Semua pengemudi juga punya perasaan frustasi saat arus lalu lintas tiba-tiba berhenti total. Berhentinya arus secara mendadak pasti ada sebabnya seperti manuver kendaraan lain atau angkutan umum menaikan penumpang dan sebagainya.
Meng-klakson tak akan membuat manuver kendaraan itu jadi lebih cepat atau membuat Pak Sopir angkot jadi batal menaikan penumpang. Meng-klakson hanya membuat pengemudi lain naik temperamennya.
2. Nyalakan selalu lampu sen sebelum ber-'manuver'
Ada pepatah hukum rimba di jalan di ibu kota, "kalau pake lampu sen malah nggak bakal dikasih jalan!"
Masya ampun... lalu apa yang harus kita lakukan saat akan pindah lajur, misalnya? Langsung nyodok adalah hal yang sering terjadi. 70% kasus langsung nyodok bisa berlangsung dengan sukses, tapi 30% sisanya berakhir dengan senggolan yang berujung penyok atau minimum 'perang klakson'. Kalau sudah begini, maka kembali terjadi 'tegangan tinggi' yang berpotensi menimbulkan amarah di jalan.
Di sisi lain, bermanuver tanpa memberikan lampu sen berarti kita berasumsi bahwa pengemudi lain adalah 'cenayang' yang bisa meramal gerakan manuver mobil atau motor yang kita kendarai.

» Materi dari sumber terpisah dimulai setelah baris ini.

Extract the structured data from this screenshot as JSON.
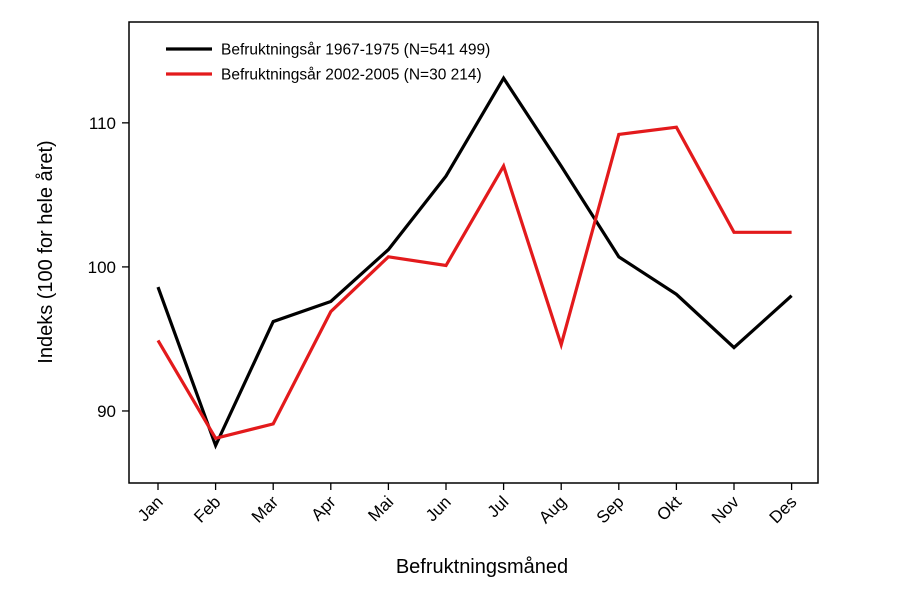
{
  "chart_data": {
    "type": "line",
    "title": "",
    "xlabel": "Befruktningsmåned",
    "ylabel": "Indeks (100 for hele året)",
    "categories": [
      "Jan",
      "Feb",
      "Mar",
      "Apr",
      "Mai",
      "Jun",
      "Jul",
      "Aug",
      "Sep",
      "Okt",
      "Nov",
      "Des"
    ],
    "ylim": [
      85,
      117
    ],
    "yticks": [
      90,
      100,
      110
    ],
    "grid": false,
    "legend_position": "top-left",
    "series": [
      {
        "name": "Befruktningsår 1967-1975 (N=541 499)",
        "color": "#000000",
        "values": [
          98.6,
          87.6,
          96.2,
          97.6,
          101.2,
          106.3,
          113.1,
          107.0,
          100.7,
          98.1,
          94.4,
          98.0
        ]
      },
      {
        "name": "Befruktningsår 2002-2005 (N=30 214)",
        "color": "#e31a1c",
        "values": [
          94.9,
          88.1,
          89.1,
          96.9,
          100.7,
          100.1,
          107.0,
          94.6,
          109.2,
          109.7,
          102.4,
          102.4
        ]
      }
    ]
  }
}
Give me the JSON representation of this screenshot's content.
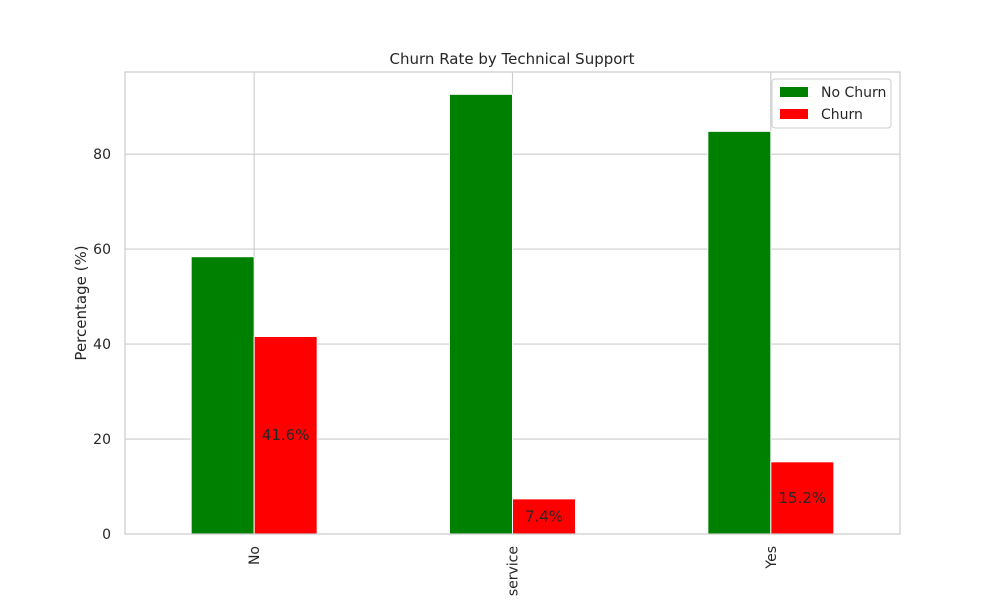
{
  "chart_data": {
    "type": "bar",
    "title": "Churn Rate by Technical Support",
    "xlabel": "",
    "ylabel": "Percentage (%)",
    "categories": [
      "No",
      "service",
      "Yes"
    ],
    "series": [
      {
        "name": "No Churn",
        "color": "#008000",
        "values": [
          58.4,
          92.6,
          84.8
        ]
      },
      {
        "name": "Churn",
        "color": "#ff0000",
        "values": [
          41.6,
          7.4,
          15.2
        ]
      }
    ],
    "data_labels": [
      "41.6%",
      "7.4%",
      "15.2%"
    ],
    "ylim": [
      0,
      97.3
    ],
    "yticks": [
      0,
      20,
      40,
      60,
      80
    ],
    "grid": true,
    "legend_position": "top-right"
  }
}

Mas Bro, Mbak Sist, cenayang itu hanya orang-orang tertentu saja yang lahir dengan bakat demikian. Pengemudi pada umumnya tidak akan pernah mampu mengantisipasi gerakan kendaraan kita, maka dari itu selalu nyalakan lampu sen sebagai tanda bahwa kita bermaksud bermanuver!
3. Hindari mengemudi di bahu jalan
Di jalan non-bebas hambatan, bahu jalan seringkali adalah satu-satunya sarana buat pejalan kaki, pendorong gerobak, pemakai sepeda untuk bergerak. Mereka tidak bisa disalahkan, karena fasilitas trotoir atau lajur khusus untuk kendaraan tidak bermotor pada umumnya nyaris tidak tersedia di negeri kita. Bahu jalan juga seringkali menjadi tempat parkir ataupun tempat saat kendaraan kita harus berhenti karena mogok atau karena masalah atau kerusakan lainnya.
Sayangnya kita seringkali memanfaatkan bahu jalan dan mengemudi di sana di saat jalan utama mengalami kemacetan.
Ada dua hal yang harus dipahami. Pertama, mengemudi di bahu jalan sangatlah membahayakan pejalan kaki atau pengguna kendaraan tidak bermotor lainnya. Kedua, karena satu dan lain hal, suatu ketika pengemudi di bahu jalan pastilah harus kembali ke jalan utama. Saat itulah yang bersangkutan akan terpaksa 'minta jalan' pada pengemudi di jalan utama dan hal ini akan memperlambat arus di jalan utama.
Di jalan bebas hambatan seperti jalan tol, bahu jalan benar-benar adalah tempat yang hanya bisa dipakai untuk berhenti atau dilalui bagi kendaraan yang bermasalah seperti mogok atau yang mengami kerusakan lainnya dan tempat yang hanya bisa dilalui oleh kendaraan pengelola jalan, polisi atau ambulans.
Mengemudi di bahu jalan di jalan bebas hambatan adalah hal yang sangat membahayakan mereka yang sedang menepi karena mobilnya rusak. Selain itu hal ini juga membahayakan kendaraan yang melaju di lajur terkiri karena para para pengemudi ini tidak diasumsikan untuk mengantisipasi kendaraan yang masuk ke tengah dari bahu jalan. Atas asumsi ini jika terjadi senggolan atau tabrakan, 100% kesalahan wajib ditimpakan untuk mereka yang mengemudi di bahu jalan.